A true master does not live for, he simply lives.
Avant de se lancer dans un film de Wong Kar Wai, il faut être prêt à signer un pacte avec le réalisateur. Pour une photo sublime, une mise en scène touchant à la perfection et une ambiance sans pareille, il faut être prêt à savoir prendre son mal en patience et être prêt à apprécier chacune des secondes du film. Jusque là, la balance avait toujours balancé vers le négatif pour ma part... Mais là y a du kung-fu.
Wong Kar Wai nous emmène donc dans la Chine des années 40 où on découvre successivement les grands maîtres que l'on va suivre tout au long du court-métrage, avec entre autres Ip Man, le maître du wing chun, incarné par un Tony Leung magistral, et Gong Er, détentrice de la technique du Ba-Gua et des 64 Mains, joué par Zhang Ziyi, sublime.
Contrairement à ce que le marketing nous a fait croire, on suivra tout autant l'histoire des deux, qui ne se croisent que rarement lors de scénettes aux consonances amoureuses. Ainsi, tandis que le premier fuit vers Hong Kong pour y enseigner son art, la seconde va devoir venger son père mort.
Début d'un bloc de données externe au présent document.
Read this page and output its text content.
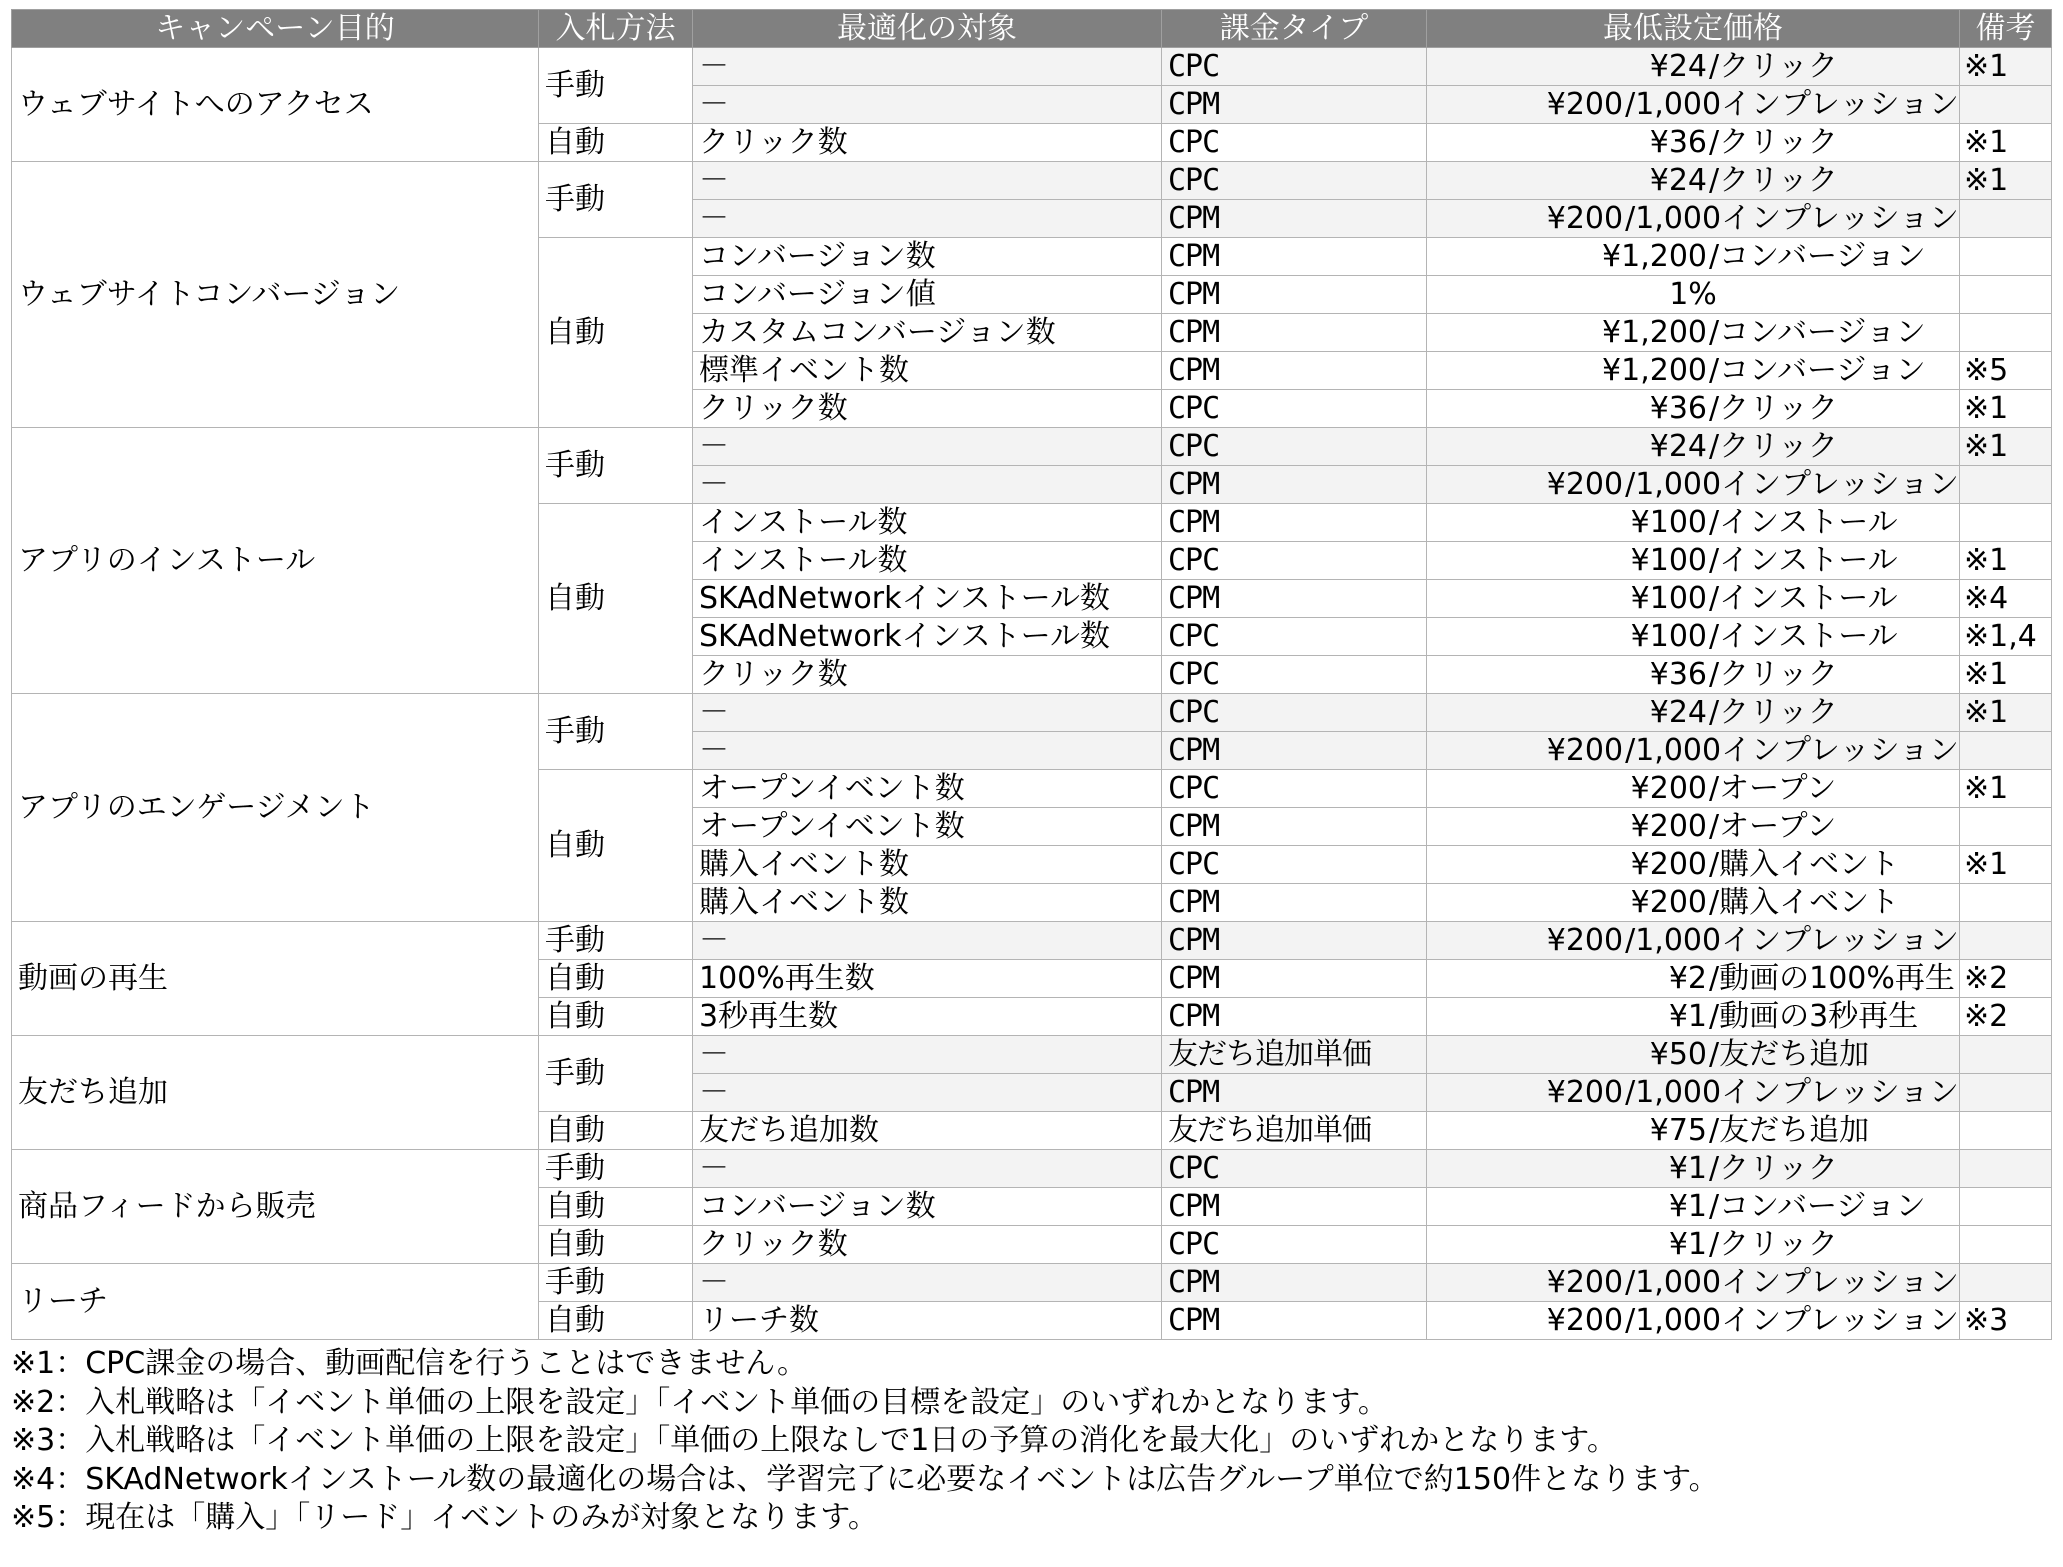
キャンペーン目的	入札方法	最適化の対象	課金タイプ	最低設定価格	備考
ウェブサイトへのアクセス	手動	－	CPC	¥24 /クリック	※1
		－	CPM	¥200 /1,000インプレッション	

	自動	クリック数	CPC	¥36 /クリック	※1
ウェブサイトコンバージョン	手動	－	CPC	¥24 /クリック	※1
		－	CPM	¥200 /1,000インプレッション	

	自動	コンバージョン数	CPM	¥1,200 /コンバージョン	

		コンバージョン値	CPM	1%	
		カスタムコンバージョン数	CPM	¥1,200 /コンバージョン	

		標準イベント数	CPM	¥1,200 /コンバージョン	※5
		クリック数	CPC	¥36 /クリック	※1
アプリのインストール	手動	－	CPC	¥24 /クリック	※1
		－	CPM	¥200 /1,000インプレッション	

	自動	インストール数	CPM	¥100 /インストール	

		インストール数	CPC	¥100 /インストール	※1
		SKAdNetworkインストール数	CPM	¥100 /インストール	※4
		SKAdNetworkインストール数	CPC	¥100 /インストール	※1,4
		クリック数	CPC	¥36 /クリック	※1
アプリのエンゲージメント	手動	－	CPC	¥24 /クリック	※1
		－	CPM	¥200 /1,000インプレッション	

	自動	オープンイベント数	CPC	¥200 /オープン	※1
		オープンイベント数	CPM	¥200 /オープン	

		購入イベント数	CPC	¥200 /購入イベント	※1
		購入イベント数	CPM	¥200 /購入イベント	

動画の再生	手動	－	CPM	¥200 /1,000インプレッション	

	自動	100%再生数	CPM	¥2 /動画の100%再生	※2
	自動	3秒再生数	CPM	¥1 /動画の3秒再生	※2
友だち追加	手動	－	友だち追加単価	¥50 /友だち追加	

		－	CPM	¥200 /1,000インプレッション	

	自動	友だち追加数	友だち追加単価	¥75 /友だち追加	

商品フィードから販売	手動	－	CPC	¥1 /クリック	

	自動	コンバージョン数	CPM	¥1 /コンバージョン	

	自動	クリック数	CPC	¥1 /クリック	

リーチ	手動	－	CPM	¥200 /1,000インプレッション	

	自動	リーチ数	CPM	¥200 /1,000インプレッション	※3
※1：CPC課金の場合、動画配信を行うことはできません。
※2：入札戦略は「イベント単価の上限を設定」「イベント単価の目標を設定」のいずれかとなります。
※3：入札戦略は「イベント単価の上限を設定」「単価の上限なしで1日の予算の消化を最大化」のいずれかとなります。
※4：SKAdNetworkインストール数の最適化の場合は、学習完了に必要なイベントは広告グループ単位で約150件となります。
※5：現在は「購入」「リード」イベントのみが対象となります。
Inutile de citer les qualités du film, vous les connaissez déjà. Beau à en pleurer, chorégraphié à la perfection, style imparable, acteurs incroyables, ralentis éthérés, lumières divines, à aucune seconde le film ne connaît de faiblesse au niveau de sa plastique. En plus de tout cela, quelques effets spéciaux bien sentis viennent accentuer par moment la toute puissance de nos maîtres, que ça soit avec des projections folles ou des structures qui ploient sous la force des coups. J'ai également adoré la manière qu'avait Wong Kar Wai de montrer l'harmonie entre les combattants et la nature, que ce soit avec la pluie déchaînée qui accentue chaque mouvement ou la neige qui semble à peine troublée malgré les combats déchaînés. Le feu quant à lui apparaît étrangement dans les moments plus lents, comme pour montrer la fragilité de l'instant qui se déroule. Enfin, tout le film est enveloppé d'une fumée opaqué, provenant des cigarettes, de la vapeur d'un train ou du brouillard, apposant un voile opaque sur les différents protagonistes.
Les affrontements constituent bien entendu les clés de voûte du film, lui donnant son corps et son âme. Tout en puissance et en grâce, en force et en souplesse, ils font parti des plus beaux plastiquement que j'ai pu voir, même si on y perd souvent en naturel.
Cependant, l'histoire paraît bien souvent confuse, et on se perd souvent dans les personnages, de même que certains semblent parfois sortir d'un peu nul part... La faute à un montage étrange. En effet, après un court générique de fin, on a droit à un patchwork de quantité de scènes où Ip Man bottent les fesses à des méchants... Le problème c'est que tous ces moments alléchants ne sont pas dans le film ! De là on comprend que des impératifs ont fait que la version diffusée en cinéma n'est certainement pas celle que Wong Kar Wai aurait voulu nous montrer... Vivement la Director's Cut !
Le réalisateur Hong-kongais signe donc une œuvre sensible et violente où la rudesse des combats camouflent des personnages traumatisés ne vivant plus que pour la pratique de leur art. Bien qu'à ne pas mettre entre toutes les mains, The Grandmaster est très certainement un des films de l'année.